2013-14

Le séminaire du groupe PraTO a orienté en 2013-2014 son exploration des pratiques de travail et d’organisation en mobilisant principalement les approches historienne, sociologique, anthropologique et de science politique.

La démarche ethnographique a permis une exploration approfondie de mondes du travail spécifiques. Ainsi le suivi de questions pratiques de maintenance dans une raffinerie par Fanny Girin permet de faire ressortir les rapports entre différents groupes de travailleurs (exploitation, maintenance, sous-traitance) en termes de répartition des savoirs, des pouvoirs d’agir et des territoires d’intervention. Dans une petite entreprise de bûcheronnage, Julien Gros déploie différents linéaments imbriqués : les fonctions exercées, les statuts d’emploi et les rapports d’argent, les liens familiaux, les registres de légitimité esquissent les ressorts essentiels d’un ensemble qui pourrait apparaître comme une société totale. L’appui sur une question précise, celle de l’identité masculine, permet de rendre compte des liens entre l’organisation du travail et de l’emploi et les identités professionnelles dans le monde des dockers qu’a analysé Michel Pigenet.

Plusieurs séances ont été reliées par la perspective des engagements contestataires, syndicaux ou politiques permettant de réinterroger le travail. Le récit par une ancienne syndicaliste ouvrière de Moulinex de sa carrière militante invite à reprendre les questions de genre, sous l’angle des rapports entre les contestations féminine et syndicale au fil de trois décennies (Fanny Gallot). Le déplacement par les États-Unis permet d’examiner un syndicalisme en pleine transformation à travers le suivi ethnographique par Emilien Julliard du travail d’un Organizer, chargé de reconstruire une implantation syndicale dans le secteur de la grande distribution alimentaire. Entre la relation de service et le développement d’un répertoire d’action, cette activité traduit une forme du renouvellement de la représentation des travailleurs américains. En France, Paula Cristofalo rend compte, à travers une recherche combinant ethnographie et consultation d’archives, du service d’expertise qui se développe dans le domaine de la santé au travail, à destination des organisations syndicales et des CHSCT. Une autre relation, qui n’est pas de service mais d’interférences, est celle qui a lié au Brésil des sociologues et le Parti des travailleurs au moment où celui-ci émergeait comme force politique et établissait avec le syndicalisme une relation inédite dans ce pays, de respect mutuel (Marco Santana).

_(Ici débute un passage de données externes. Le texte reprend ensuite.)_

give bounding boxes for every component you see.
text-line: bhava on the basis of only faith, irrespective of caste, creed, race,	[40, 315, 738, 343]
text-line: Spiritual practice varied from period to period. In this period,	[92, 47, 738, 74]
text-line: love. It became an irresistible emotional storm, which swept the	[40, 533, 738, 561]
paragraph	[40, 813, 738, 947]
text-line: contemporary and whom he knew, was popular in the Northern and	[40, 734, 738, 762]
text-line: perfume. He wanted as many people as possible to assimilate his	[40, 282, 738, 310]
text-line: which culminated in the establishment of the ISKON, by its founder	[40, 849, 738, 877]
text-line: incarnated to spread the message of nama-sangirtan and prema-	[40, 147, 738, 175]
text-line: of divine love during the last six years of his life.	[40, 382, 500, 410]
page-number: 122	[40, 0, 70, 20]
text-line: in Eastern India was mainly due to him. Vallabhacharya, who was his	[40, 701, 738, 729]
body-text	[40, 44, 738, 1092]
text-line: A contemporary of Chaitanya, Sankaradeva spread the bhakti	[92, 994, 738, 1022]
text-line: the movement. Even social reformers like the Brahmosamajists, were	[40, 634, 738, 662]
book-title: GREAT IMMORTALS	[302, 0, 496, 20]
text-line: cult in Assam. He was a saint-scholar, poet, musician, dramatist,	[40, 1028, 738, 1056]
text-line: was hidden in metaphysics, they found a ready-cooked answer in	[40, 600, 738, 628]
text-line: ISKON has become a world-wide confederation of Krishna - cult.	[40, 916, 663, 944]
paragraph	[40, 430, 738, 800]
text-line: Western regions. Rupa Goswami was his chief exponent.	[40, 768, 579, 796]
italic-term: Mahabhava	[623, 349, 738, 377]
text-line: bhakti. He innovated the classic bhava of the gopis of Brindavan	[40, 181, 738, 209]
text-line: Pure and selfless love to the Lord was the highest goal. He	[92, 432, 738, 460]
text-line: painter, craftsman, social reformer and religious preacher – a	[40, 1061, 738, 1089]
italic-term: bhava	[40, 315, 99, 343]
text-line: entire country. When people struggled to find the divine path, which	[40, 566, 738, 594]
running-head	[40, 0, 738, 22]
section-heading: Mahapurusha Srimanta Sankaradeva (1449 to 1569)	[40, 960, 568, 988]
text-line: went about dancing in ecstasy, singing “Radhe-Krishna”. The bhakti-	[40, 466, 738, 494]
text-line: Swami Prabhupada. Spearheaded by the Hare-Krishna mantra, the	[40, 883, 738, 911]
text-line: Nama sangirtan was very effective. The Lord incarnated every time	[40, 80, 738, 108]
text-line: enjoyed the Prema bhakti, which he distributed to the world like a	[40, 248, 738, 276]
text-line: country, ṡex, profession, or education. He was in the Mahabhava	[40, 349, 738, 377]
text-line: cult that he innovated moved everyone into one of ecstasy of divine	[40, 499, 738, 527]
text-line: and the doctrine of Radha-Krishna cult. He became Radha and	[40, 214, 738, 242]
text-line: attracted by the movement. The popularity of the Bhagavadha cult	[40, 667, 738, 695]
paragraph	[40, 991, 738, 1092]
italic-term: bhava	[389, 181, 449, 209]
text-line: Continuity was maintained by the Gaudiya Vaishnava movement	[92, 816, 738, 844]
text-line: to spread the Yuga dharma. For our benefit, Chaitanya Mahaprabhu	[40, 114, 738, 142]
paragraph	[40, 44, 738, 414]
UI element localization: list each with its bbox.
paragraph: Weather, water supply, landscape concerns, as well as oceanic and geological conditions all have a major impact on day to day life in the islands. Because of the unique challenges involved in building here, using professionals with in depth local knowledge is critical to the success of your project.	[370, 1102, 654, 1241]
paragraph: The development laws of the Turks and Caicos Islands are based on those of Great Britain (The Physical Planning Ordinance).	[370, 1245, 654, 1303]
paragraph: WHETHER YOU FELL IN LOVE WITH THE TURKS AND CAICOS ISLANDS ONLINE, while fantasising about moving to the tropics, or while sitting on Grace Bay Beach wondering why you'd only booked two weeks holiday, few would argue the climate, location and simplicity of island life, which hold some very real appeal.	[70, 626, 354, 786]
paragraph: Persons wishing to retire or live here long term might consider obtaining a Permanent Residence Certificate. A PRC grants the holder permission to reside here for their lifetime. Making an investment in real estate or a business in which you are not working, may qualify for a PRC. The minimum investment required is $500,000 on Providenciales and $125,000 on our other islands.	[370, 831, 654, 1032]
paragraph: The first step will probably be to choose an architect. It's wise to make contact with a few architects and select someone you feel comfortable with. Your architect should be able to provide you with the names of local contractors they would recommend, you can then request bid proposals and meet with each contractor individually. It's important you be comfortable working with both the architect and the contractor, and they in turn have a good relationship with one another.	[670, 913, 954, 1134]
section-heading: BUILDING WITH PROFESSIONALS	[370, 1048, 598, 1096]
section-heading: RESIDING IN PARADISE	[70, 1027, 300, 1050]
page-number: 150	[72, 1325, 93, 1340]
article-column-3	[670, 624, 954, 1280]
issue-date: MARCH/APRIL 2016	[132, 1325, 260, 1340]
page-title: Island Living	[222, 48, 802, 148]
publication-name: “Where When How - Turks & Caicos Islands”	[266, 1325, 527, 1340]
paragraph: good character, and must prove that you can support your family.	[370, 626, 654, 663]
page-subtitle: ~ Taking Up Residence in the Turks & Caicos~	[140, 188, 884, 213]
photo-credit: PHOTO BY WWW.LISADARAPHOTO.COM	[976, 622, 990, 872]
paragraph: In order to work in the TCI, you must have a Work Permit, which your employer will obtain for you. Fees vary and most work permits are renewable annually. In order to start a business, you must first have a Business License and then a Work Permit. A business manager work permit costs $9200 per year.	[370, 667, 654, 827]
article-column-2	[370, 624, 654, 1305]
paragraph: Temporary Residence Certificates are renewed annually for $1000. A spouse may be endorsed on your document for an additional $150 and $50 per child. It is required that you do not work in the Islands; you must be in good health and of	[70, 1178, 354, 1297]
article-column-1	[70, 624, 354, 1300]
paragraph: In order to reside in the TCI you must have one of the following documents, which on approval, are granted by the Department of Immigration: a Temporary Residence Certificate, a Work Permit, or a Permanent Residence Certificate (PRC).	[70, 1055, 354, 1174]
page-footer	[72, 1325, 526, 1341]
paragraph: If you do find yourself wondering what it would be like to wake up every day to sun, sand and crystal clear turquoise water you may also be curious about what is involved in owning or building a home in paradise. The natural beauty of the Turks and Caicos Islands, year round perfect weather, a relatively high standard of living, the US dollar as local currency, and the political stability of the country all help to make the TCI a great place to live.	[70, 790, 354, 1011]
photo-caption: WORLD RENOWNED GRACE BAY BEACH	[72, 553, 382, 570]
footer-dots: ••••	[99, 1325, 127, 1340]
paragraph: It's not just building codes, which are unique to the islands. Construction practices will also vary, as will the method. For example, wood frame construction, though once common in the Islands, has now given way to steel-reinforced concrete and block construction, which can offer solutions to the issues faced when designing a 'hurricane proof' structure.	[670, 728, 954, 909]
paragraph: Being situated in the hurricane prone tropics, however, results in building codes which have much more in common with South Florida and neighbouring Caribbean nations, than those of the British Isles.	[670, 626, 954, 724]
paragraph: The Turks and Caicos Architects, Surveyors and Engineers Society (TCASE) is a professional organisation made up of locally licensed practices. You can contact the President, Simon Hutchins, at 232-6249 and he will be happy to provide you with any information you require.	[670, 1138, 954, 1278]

L’autre domaine de réflexion du séminaire portait cette année sur la désindustrialisation, en coopération avec le séminaire Histoire du travail/histoire ouvrière. Ce phénomène fait l’objet de travaux récents combinant des approches sociologiques et historiennes. Le terme recouvre des réalités très différentes. Il peut désigner l’administration programmée par l’Etat de la cessation de l’activité minière, étalée sur trois décennies et facilitée par l’emploi temporaire de nouvelles cohortes de travailleurs immigrés (Anton Perdoncin). Il peut s’appliquer à la fermeture brutale et spéculative d’un établissement performant, comme celui de Molex dans le Sud-Ouest dont Anne Bory et Caroline Frau montrent les résistances ; ou à celle du site de PSA Aulnay, dont Vincent Gay expose une déclinaison différente du même schéma de résistance. En revisitant un site sidérurgique belge dont il a étudié le travail vingt ans plus tôt, Cédric Lomba arrive en plein cœur du drame que constitue sa fermeture pour les ouvriers qu’il retrouve. L’accompagnement de la lutte de ces ouvriers permet de mettre en perspective les significations que prennent pour eux cette fermeture et, plus largement, la destruction du monde industriel auquel ils appartiennent.